Il garantismo sociale di Ereticamente

A poche ore di distanza dal termine della terza tappa dell’Eretico Tour sento l’urgenza di voler mettere nero su bianco le sensazioni provate. Non credo di poter parlare solo di Bellezza, quella che si è pure respirata osservando gli sguardi entusiasti del pubblico e dei nuovi fuochi sotto cenere, né di voler raccontare quella Calabria che si muove, spesso silenziosa, per costruire il suo futuro. Mi va invece di parlare di Amicizia, quella che sancisce un legame affettivo tra due o più persone, fondato sulla scoperta di affinità, sul rispetto delle differenze e sull’esaltazione della “Sympatheia”, la facoltà di partecipare ai sentimenti dei nostri simili.
Sembra banale ma non lo è, in una società che ha fatto dei rapporti umani pura forma e zero sostanza, sicché veder rifiorire certi sentimenti diventa quanto mai originale e, per dirla in gergo 2.0, innovativo. Dopo tre incontri del tour posso sostenere che in ognuna di queste tappe si riscopre prima di tutto il piacere di conoscersi. Un piacere che nasce dalla volontà di scoprire realtà lavorative e imprenditoriali interessanti e presto si trasforma in desiderio di contatto con le persone e con il senso della loro storia e delle loro azioni quotidiane, con l’assunzione delle responsabilità e dei rischi che si è scelto di correre.
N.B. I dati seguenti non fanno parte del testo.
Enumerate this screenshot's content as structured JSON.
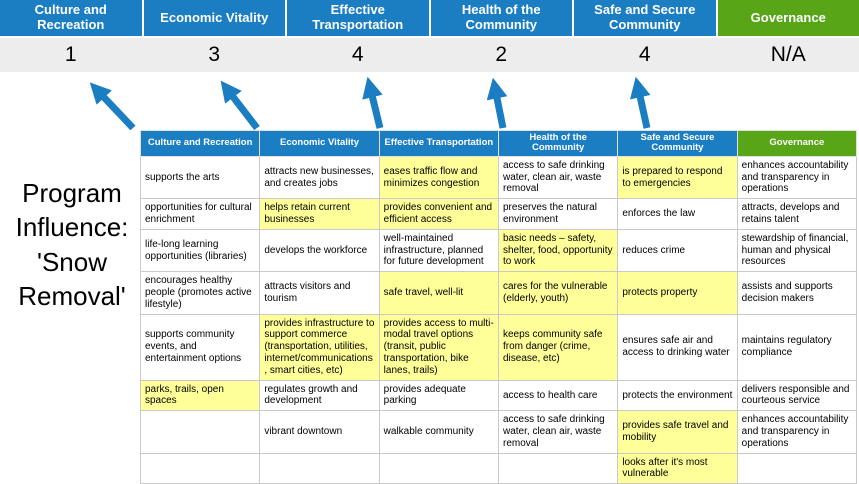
{
  "program_label": "Program Influence: 'Snow Removal'",
  "colors": {
    "header_blue": "#1b7ec2",
    "header_green": "#58a618",
    "score_band": "#ededed",
    "highlight_yellow": "#ffff99",
    "arrow_blue": "#1b7ec2",
    "grid_border": "#c9c9c9"
  },
  "summary": {
    "columns": [
      {
        "label": "Culture and Recreation",
        "score": "1",
        "color": "blue"
      },
      {
        "label": "Economic Vitality",
        "score": "3",
        "color": "blue"
      },
      {
        "label": "Effective Transportation",
        "score": "4",
        "color": "blue"
      },
      {
        "label": "Health of the Community",
        "score": "2",
        "color": "blue"
      },
      {
        "label": "Safe and Secure Community",
        "score": "4",
        "color": "blue"
      },
      {
        "label": "Governance",
        "score": "N/A",
        "color": "green"
      }
    ]
  },
  "matrix": {
    "headers": [
      {
        "label": "Culture and Recreation",
        "color": "blue"
      },
      {
        "label": "Economic Vitality",
        "color": "blue"
      },
      {
        "label": "Effective Transportation",
        "color": "blue"
      },
      {
        "label": "Health of the Community",
        "color": "blue"
      },
      {
        "label": "Safe and Secure Community",
        "color": "blue"
      },
      {
        "label": "Governance",
        "color": "green"
      }
    ],
    "rows": [
      [
        {
          "text": "supports the arts",
          "highlight": false
        },
        {
          "text": "attracts new businesses, and creates jobs",
          "highlight": false
        },
        {
          "text": "eases traffic flow and minimizes congestion",
          "highlight": true
        },
        {
          "text": "access to safe drinking water, clean air, waste removal",
          "highlight": false
        },
        {
          "text": "is prepared to respond to emergencies",
          "highlight": true
        },
        {
          "text": "enhances accountability and transparency in operations",
          "highlight": false
        }
      ],
      [
        {
          "text": "opportunities for cultural enrichment",
          "highlight": false
        },
        {
          "text": "helps retain current businesses",
          "highlight": true
        },
        {
          "text": "provides convenient and efficient access",
          "highlight": true
        },
        {
          "text": "preserves the natural environment",
          "highlight": false
        },
        {
          "text": "enforces the law",
          "highlight": false
        },
        {
          "text": "attracts, develops and retains talent",
          "highlight": false
        }
      ],
      [
        {
          "text": "life-long learning opportunities (libraries)",
          "highlight": false
        },
        {
          "text": "develops the workforce",
          "highlight": false
        },
        {
          "text": "well-maintained infrastructure, planned for future development",
          "highlight": false
        },
        {
          "text": "basic needs – safety, shelter, food, opportunity to work",
          "highlight": true
        },
        {
          "text": "reduces crime",
          "highlight": false
        },
        {
          "text": "stewardship of financial, human and physical resources",
          "highlight": false
        }
      ],
      [
        {
          "text": "encourages healthy people (promotes active lifestyle)",
          "highlight": false
        },
        {
          "text": "attracts visitors and tourism",
          "highlight": false
        },
        {
          "text": "safe travel, well-lit",
          "highlight": true
        },
        {
          "text": "cares for the vulnerable (elderly, youth)",
          "highlight": true
        },
        {
          "text": "protects property",
          "highlight": true
        },
        {
          "text": "assists and supports decision makers",
          "highlight": false
        }
      ],
      [
        {
          "text": "supports community events, and entertainment options",
          "highlight": false
        },
        {
          "text": "provides infrastructure to support commerce (transportation, utilities, internet/communications, smart cities, etc)",
          "highlight": true
        },
        {
          "text": "provides access to multi-modal travel options (transit, public transportation, bike lanes, trails)",
          "highlight": true
        },
        {
          "text": "keeps community safe from danger (crime, disease, etc)",
          "highlight": true
        },
        {
          "text": "ensures safe air and access to drinking water",
          "highlight": false
        },
        {
          "text": "maintains regulatory compliance",
          "highlight": false
        }
      ],
      [
        {
          "text": "parks, trails, open spaces",
          "highlight": true
        },
        {
          "text": "regulates growth and development",
          "highlight": false
        },
        {
          "text": "provides adequate parking",
          "highlight": false
        },
        {
          "text": "access to health care",
          "highlight": false
        },
        {
          "text": "protects the environment",
          "highlight": false
        },
        {
          "text": "delivers responsible and courteous service",
          "highlight": false
        }
      ],
      [
        {
          "text": "",
          "highlight": false
        },
        {
          "text": "vibrant downtown",
          "highlight": false
        },
        {
          "text": "walkable community",
          "highlight": false
        },
        {
          "text": "access to safe drinking water, clean air, waste removal",
          "highlight": false
        },
        {
          "text": "provides safe travel and mobility",
          "highlight": true
        },
        {
          "text": "enhances accountability and transparency in operations",
          "highlight": false
        }
      ],
      [
        {
          "text": "",
          "highlight": false
        },
        {
          "text": "",
          "highlight": false
        },
        {
          "text": "",
          "highlight": false
        },
        {
          "text": "",
          "highlight": false
        },
        {
          "text": "looks after it's most vulnerable",
          "highlight": true
        },
        {
          "text": "",
          "highlight": false
        }
      ]
    ]
  }
}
Essendo tutti accomunati dalla volontà/necessità di muoverci per segnare le fasi del nostro cammino di vita personale, ci basta spesso uno sguardo per comprendere che in tutti noi arde lo stesso fuoco. Questo ci consente di tramutare gli scambi tra “imprenditori” in rapporti di “Filia”, di amicizia appunto. Come? “Semplicemente” trasformando la “competizione” in “complicità” e la “diffidenza” in “fiducia”. Il merito di “Ereticamente”, è di sfondare il muro del “chi va là?”, quell’atteggiamento della mente che ostacola la commistione nel rapporto uomo-uomo, tra vita privata, vita lavorativa e vita di relazioni sociali. Regole da rispettare, schemi da seguire. Nel quotidiano la spontaneità si limita troppo spesso ad un sorriso abbozzato, ad una pacca sulla spalla e ad un linguaggio del corpo che inneschi nell’altro solo la percezione di essere dalla sua parte. Quello che accade tra gli Eretici è un meccanismo inverso. Negli incontri tra gli Eretici c’è il recupero del “buon selvaggio” di Rousseau. Il recupero di una pacificazione interiore e sociale che ci libera dall’ “homo homini lupus” a cui gli schemi della società contemporanea ci hanno abituato.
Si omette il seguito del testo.